Jumat 01 Nov 2019 04:00 WIB

Shalat Tahajud, Sebaiknya Dilakukan Berjamaah atau Sendiri?

Shalat tahajud boleh dilakukan sendirian atau berjamaah.

Umat Muslim saat melaksanakan shalat (ilustrasi).
Foto: Republika/Agung Supri
Umat Muslim saat melaksanakan shalat (ilustrasi).

REPUBLIKA.CO.ID, Tahajud merupakan shalat sunah paling utama yang dianjurkan Rasulullah. Dan, Allah SWT memuji hamba-Nya yang selalu menyempatkan bangun di sepertiga malam bermunajat kepada-Nya. 

Allah berfirman, “Dan pada sebahagian malam hari bersembahyang tahajudlah kamu sebagai ibadah tambahan. Mudah-mudahan Tuhanmu mengangkat kamu ke tempat yang terpuji.” (QS-al-Isra` [17]: 79).

Baca Juga

Rasulullah menegaskan dalam hadisnya, dari Abu Hurairah berkata Rasulullah bersabda, “Sebaik-baiknya puasa setelah puasa Ramadhan adalah puasa di bulan Muharram dan sebaik-baik shalat setelah shalat wajib adalah shalat malam.” (HR Muslim). Pada umumnya, shalat sunah dilakukan dengan dua rakaat, begitu juga dengan shalat tahajud.

Rasulullah mengajarkan, sebaiknya shalat malam (tahajud) itu dilakukan dengan dua rakaat dua rakaat dan ditutup dengan shalat witir. Diriwayatkan dari Ibnu Umar, seorang laki-laki bertanya kepada Rasul tentang shalat malam, Rasul menjawab, “Shalat malam itu dua rakaat dua rakaat. Jika salah seorang dari kalian khawatir akan masuk waktu Subuh, hendaklah dia shalat satu rakaat sebagai witir (penutup) bagi shalat yang telah dilaksanakan sebelumnya.” (HR Bukhari dan Muslim).

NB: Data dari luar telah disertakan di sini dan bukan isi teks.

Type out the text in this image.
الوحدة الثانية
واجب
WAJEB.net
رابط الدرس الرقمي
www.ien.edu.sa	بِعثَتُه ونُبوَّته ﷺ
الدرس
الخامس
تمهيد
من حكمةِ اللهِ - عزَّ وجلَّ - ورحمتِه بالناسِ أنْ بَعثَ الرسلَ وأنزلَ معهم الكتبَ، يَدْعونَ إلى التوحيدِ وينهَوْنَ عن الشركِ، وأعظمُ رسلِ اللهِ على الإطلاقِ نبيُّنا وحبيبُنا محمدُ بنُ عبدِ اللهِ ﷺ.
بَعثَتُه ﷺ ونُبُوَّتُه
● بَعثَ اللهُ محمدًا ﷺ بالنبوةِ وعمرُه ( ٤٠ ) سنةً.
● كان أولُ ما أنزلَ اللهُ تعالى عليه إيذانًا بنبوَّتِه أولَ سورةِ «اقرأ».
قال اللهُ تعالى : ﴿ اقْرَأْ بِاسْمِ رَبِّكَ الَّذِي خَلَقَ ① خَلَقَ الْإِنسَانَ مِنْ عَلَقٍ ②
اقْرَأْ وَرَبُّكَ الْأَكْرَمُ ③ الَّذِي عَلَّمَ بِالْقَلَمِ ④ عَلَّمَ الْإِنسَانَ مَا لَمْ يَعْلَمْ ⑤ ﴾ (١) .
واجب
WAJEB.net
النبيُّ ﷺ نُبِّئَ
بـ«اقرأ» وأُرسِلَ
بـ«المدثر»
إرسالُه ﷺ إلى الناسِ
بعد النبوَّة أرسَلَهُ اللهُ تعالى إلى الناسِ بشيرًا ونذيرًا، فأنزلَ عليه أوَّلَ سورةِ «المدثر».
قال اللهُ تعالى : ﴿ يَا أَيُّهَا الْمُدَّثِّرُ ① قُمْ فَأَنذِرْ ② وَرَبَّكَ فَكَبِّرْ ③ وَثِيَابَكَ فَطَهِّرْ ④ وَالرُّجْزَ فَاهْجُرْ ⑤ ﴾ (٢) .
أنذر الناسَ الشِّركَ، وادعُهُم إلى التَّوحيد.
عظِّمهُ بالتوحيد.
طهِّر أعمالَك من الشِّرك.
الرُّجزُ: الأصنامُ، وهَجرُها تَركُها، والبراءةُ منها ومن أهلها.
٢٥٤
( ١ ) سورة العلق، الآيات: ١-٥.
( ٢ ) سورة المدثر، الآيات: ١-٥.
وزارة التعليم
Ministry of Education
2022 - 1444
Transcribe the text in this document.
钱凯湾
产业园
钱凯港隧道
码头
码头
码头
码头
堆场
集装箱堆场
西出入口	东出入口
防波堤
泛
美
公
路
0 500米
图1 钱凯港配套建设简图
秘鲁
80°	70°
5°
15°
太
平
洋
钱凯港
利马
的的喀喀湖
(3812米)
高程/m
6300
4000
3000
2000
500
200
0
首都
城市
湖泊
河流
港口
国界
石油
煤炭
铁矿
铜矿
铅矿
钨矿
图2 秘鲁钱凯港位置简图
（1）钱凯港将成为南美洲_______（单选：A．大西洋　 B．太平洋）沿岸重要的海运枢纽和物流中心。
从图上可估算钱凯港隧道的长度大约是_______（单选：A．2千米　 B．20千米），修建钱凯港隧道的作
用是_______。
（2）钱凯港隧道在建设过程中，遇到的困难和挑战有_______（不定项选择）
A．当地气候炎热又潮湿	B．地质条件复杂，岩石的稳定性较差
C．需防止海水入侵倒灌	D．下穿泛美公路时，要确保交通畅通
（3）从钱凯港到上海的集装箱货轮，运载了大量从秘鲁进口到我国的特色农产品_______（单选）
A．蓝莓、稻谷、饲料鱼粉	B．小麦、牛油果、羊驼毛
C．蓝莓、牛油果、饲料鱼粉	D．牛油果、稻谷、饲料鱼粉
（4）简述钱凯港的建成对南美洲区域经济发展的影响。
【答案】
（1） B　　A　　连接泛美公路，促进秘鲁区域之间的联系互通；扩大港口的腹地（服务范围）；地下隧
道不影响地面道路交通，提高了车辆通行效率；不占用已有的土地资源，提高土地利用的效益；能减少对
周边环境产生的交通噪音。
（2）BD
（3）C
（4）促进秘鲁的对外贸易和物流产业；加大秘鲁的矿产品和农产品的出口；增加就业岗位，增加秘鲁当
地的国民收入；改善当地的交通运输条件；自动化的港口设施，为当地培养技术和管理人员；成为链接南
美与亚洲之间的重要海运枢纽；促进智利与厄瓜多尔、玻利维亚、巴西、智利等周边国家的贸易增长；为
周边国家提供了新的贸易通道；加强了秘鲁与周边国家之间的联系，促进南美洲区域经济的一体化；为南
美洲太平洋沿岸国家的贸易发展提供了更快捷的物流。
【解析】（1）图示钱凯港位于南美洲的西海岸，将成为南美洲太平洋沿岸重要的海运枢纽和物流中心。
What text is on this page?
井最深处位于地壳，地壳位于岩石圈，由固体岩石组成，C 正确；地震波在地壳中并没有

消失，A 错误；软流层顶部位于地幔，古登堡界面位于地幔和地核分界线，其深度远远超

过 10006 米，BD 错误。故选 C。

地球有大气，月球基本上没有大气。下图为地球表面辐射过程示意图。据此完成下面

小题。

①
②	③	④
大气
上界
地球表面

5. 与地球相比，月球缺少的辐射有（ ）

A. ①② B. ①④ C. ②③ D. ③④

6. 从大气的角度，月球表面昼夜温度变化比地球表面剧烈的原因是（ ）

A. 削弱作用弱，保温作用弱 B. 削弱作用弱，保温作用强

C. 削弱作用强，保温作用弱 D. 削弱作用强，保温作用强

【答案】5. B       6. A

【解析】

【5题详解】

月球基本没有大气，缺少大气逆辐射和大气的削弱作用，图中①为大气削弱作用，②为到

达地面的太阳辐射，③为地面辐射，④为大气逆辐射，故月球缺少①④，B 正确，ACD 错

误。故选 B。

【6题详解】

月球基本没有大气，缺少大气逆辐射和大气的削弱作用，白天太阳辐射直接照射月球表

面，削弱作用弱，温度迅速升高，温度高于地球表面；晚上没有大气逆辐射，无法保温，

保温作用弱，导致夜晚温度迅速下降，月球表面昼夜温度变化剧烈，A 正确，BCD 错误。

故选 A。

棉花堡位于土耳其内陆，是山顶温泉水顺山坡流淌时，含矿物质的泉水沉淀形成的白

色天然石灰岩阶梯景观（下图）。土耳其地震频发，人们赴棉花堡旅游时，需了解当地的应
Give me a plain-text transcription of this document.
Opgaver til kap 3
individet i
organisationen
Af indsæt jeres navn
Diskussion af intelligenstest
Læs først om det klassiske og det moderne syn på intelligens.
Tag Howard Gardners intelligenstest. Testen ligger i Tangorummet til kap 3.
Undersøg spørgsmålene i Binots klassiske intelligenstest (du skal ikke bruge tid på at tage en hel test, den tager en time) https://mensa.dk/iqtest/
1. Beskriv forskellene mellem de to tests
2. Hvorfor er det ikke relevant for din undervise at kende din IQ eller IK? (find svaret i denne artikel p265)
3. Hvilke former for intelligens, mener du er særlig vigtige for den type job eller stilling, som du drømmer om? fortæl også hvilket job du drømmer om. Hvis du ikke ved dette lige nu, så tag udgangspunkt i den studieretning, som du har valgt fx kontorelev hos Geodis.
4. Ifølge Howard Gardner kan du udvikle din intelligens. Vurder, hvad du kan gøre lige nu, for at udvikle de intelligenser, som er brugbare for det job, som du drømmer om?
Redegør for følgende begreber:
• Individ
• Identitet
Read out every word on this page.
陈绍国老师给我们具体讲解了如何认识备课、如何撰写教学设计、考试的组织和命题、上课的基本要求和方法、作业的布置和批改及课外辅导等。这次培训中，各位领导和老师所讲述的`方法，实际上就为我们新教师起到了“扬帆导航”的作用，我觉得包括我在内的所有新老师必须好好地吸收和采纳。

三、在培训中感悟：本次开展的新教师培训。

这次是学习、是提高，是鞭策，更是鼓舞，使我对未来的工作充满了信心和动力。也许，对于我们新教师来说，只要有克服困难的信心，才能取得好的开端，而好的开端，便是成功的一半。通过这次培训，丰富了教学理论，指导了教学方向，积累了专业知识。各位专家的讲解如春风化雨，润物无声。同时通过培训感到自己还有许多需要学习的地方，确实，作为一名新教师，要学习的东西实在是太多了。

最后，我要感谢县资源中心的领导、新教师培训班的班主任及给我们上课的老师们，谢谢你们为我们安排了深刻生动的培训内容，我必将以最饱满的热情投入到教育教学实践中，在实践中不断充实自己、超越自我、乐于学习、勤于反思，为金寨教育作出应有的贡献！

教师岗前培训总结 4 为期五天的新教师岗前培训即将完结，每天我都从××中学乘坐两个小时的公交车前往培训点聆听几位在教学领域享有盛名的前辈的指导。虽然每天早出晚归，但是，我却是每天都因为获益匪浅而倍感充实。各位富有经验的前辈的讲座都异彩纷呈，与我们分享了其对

Sebaik-baik shalat sunah jika dikerjakan di rumah dan sendiri-sendiri, demikian pula dengan shalat tahajud. Rasul sering melakukannya sendirian, akan tetapi beliau tidak melarang jika ada sahabat atau orang lain yang ingin melakukannya berjamaah bersama beliau.

Diriwayatkan dari Ibnu Abbas, ia berkata, “Saya tidur di rumah Maimunah (istri Nabi) dan Nabi sedang di sana malam itu. Kemudian beliau berwudhu dan mendirikan shalat, maka saya berdiri di sebelah kirinya, kemudian Rasulullah memegangku dan menempatkan aku di sebelah kanannya. Beliau shalat sebanyak 13 rakaat, lalu tidur sampai mengembuskan udara dari mulutnya, dan Nabi jika tidur biasa mengembuskan udara dari mulutnya. Kemudian datang muazin, maka Nabi keluar dan melaksanakan shalat tanpa berwudhu lagi.” (HR Bukhari dan Muslim).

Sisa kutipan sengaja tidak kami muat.